Toronto FC Still Trying to Figure Out How to Get Into The MLS Playoffs

Phil Shore@@PShore15Correspondent IMarch 24, 2010

CARSON, CA - SEPTEMBER 19:  Dwayne De Rosario #14 of Toronto FC warms up prior to the MLS match against the Los Angeles Galaxy at The Home Depot Center on September 19, 2009 in Carson, California. The Galaxy defeated Toronto FC 2-0.  (Photo by Victor Decolongon/Getty Images)
Victor Decolongon/Getty Images

One wonders how difficult it must have been to the loyal Toronto FC fans to watch the expansion Seattle Sounders make the playoffs in their inaugural season while Toronto, who entered the 2009 season with much promise, failed for the third straight time.

Missing the playoffs by a single point last season, Toronto’s first move was to hire Preki as their new head coach. Preki had previously been the head coach at CD Chivas USA, where in his first season as head coach he led the Goats to first place in the Western Conference and was named MLS Coach of the Year.

A talented player in his own right, Preki can still only do so much as coach though. It comes down to the players' performance on the pitch, and the team looks to be on the fringes.

Toronto will experience a drop-off in production without the services of playmaking midfielder Amado Guevara, a former league MVP, who left the team to return to his native Honduras.

Without Guevara, Toronto will put more weight on the shoulders of Dwayne De Rosario.

The two-time MLS MVP and native Canadian enjoyed a successful first season with his hometown team. In 28 league games De Rosario scored 11 goals, equaling a career high, and notched six assists, his third highest total and most since he recorded 13 in 2005.

Toronto will hope that designated player Julian de Guzman will be able to team up with De Rosario and the club will not miss a beat.

De Guzman signed with the team in mid-September and only appeared in five games. Now Toronto will get a full season out of him and will expect him to be worth the DP slot. De Guzman and De Rosario were teammates with the Canadian National Team, so the two do have a history of playing together.

The Reds will also need increased performance from Chad Barrett.  

The forward is Toronto’s number one target up top, yet his goal scoring was sub-par, managing to only find the back of the net five times. In three seasons with Chicago before being traded he led the team in goals twice. He is well-known for his work ethic and is still a young 24-year-old, so it isn’t hard to imagine that last year was a small bump in the road.

What Toronto needs a lot of help on is defense.

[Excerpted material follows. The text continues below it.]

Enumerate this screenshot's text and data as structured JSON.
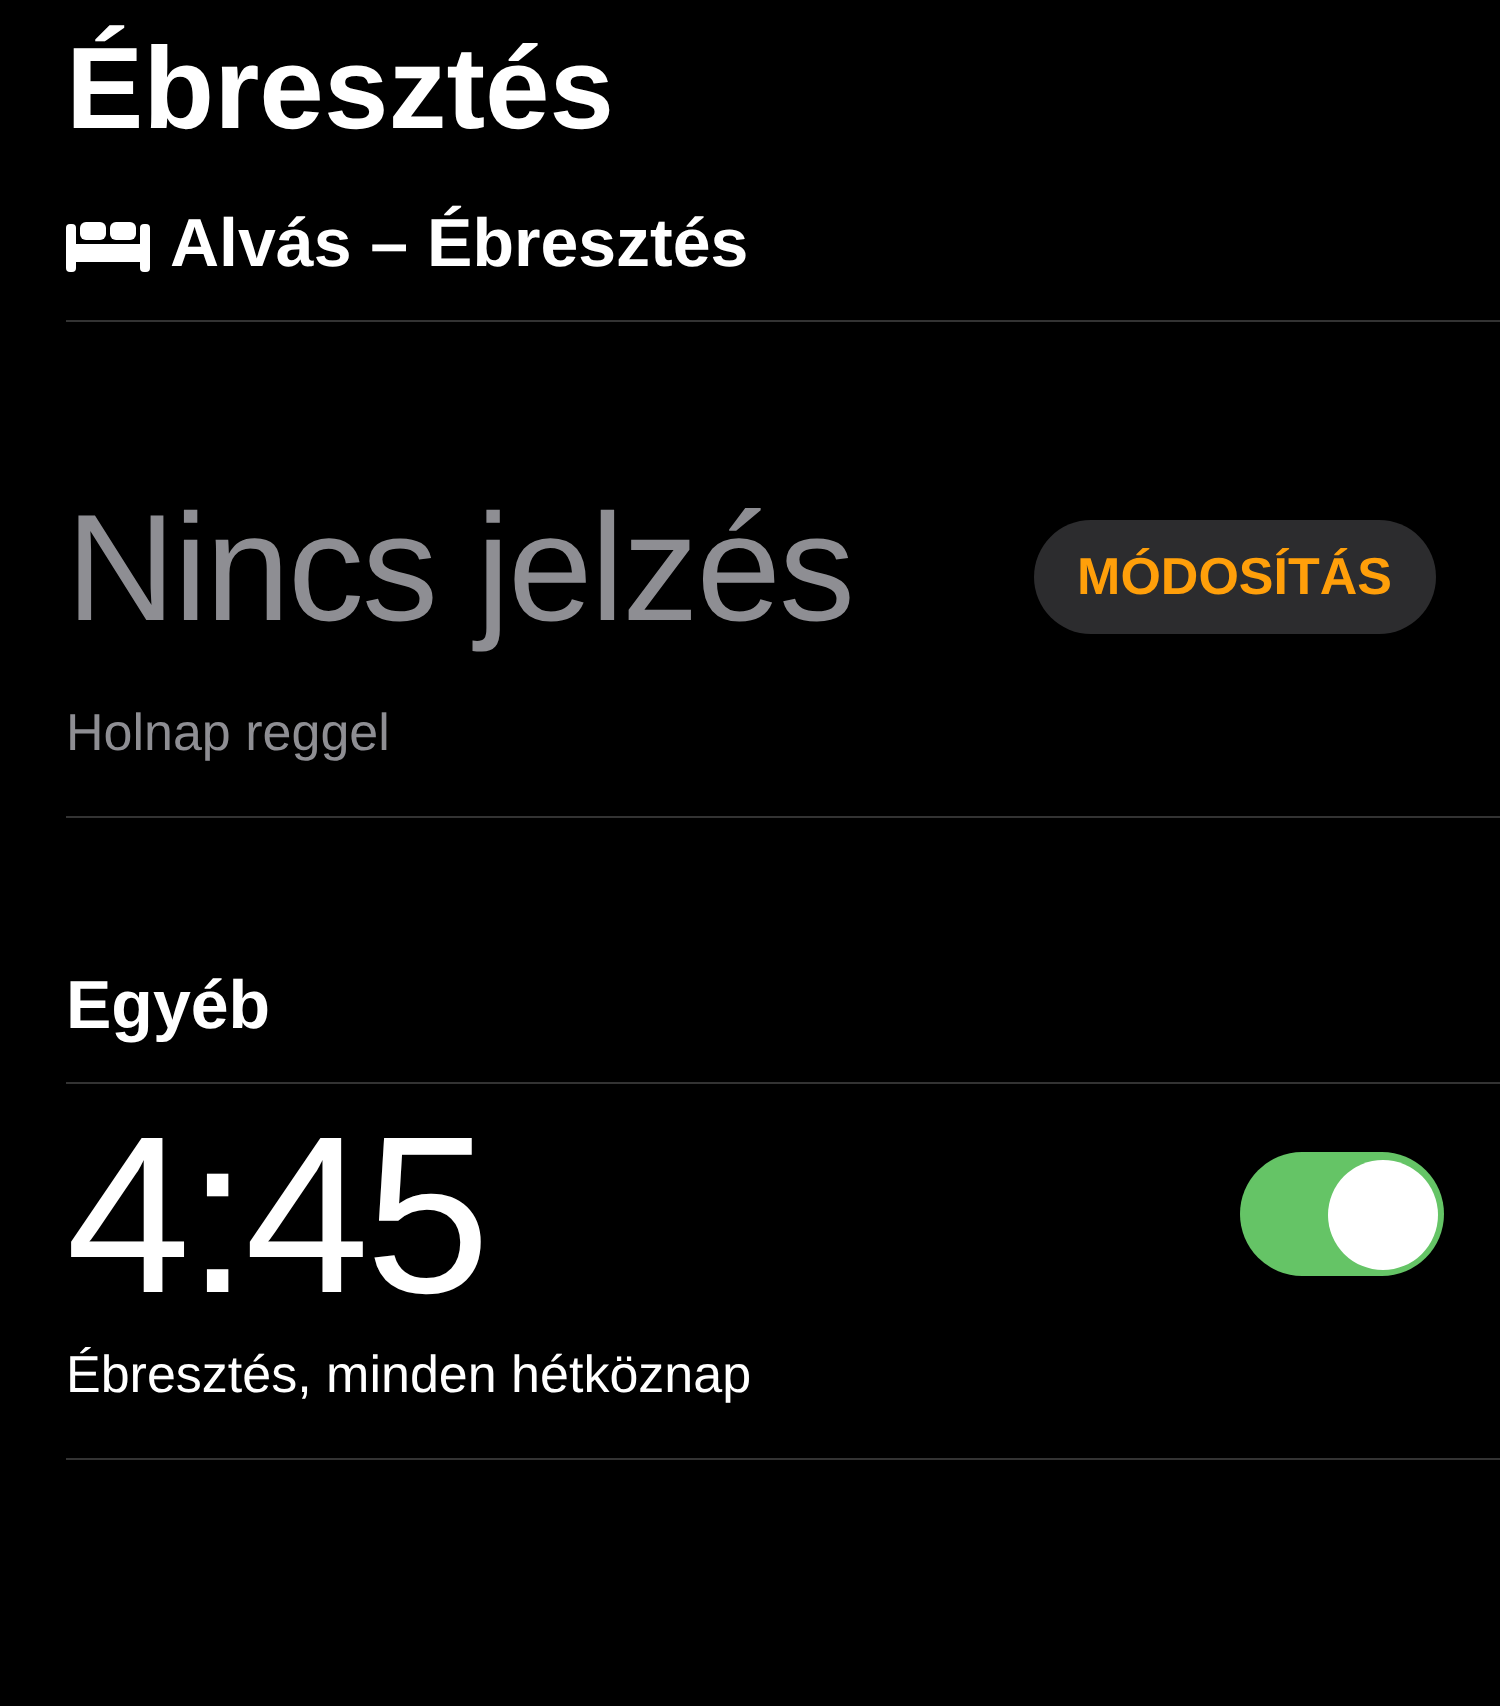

They boast second-year phenom goalie Stefan Frei, speedy right fullback Marvell Wynne, and veteran center back Nick Garcia, yet managed to give up the third most goals in the entire league (46).

They didn’t do themselves any favors, either, when they traded defensive center midfielder Carl Robinson to the Red Bulls.

The hope is that Jacob Peterson, a midfielder that spent that past four seasons in Colorado amassing nearly 100 appearances, can fill in. The problem is that Peterson missed the end of last season because of a torn ACL in his right knee.

He is only 23-years-old still, so if he can recover he could be a valuable asset for years to come.

Still, without a strong attack force, the defense really needs to be shored up. Currently there are only two new faces to the defense and both are inexperienced.

They traded for Ty Harden, who after one season with the Galaxy retired only to return the following season with Colorado, where he appeared in only seven league games.

Toronto also drafted in the second round defender Zachary Herold from the U-17 residency program. The 17-year-old drew some attention from teams around the world, including the German Bundesliga, but settled on a six-year deal with MLS.

The squad had traded its first round pick for veteran defender Adrian Serioux, but they could not renew his contract and instead traded his rights to Houston (for a third round pick nonetheless, certainly a poor series of events from the Toronto front office).

It’s difficult to tell where Toronto currently stands.

They have some talented individual players, but collectively they struggle at both ends of the field. Expect the roster to continue to be influx as the season goes on as the team continues to push for its first ever trip to the playoffs.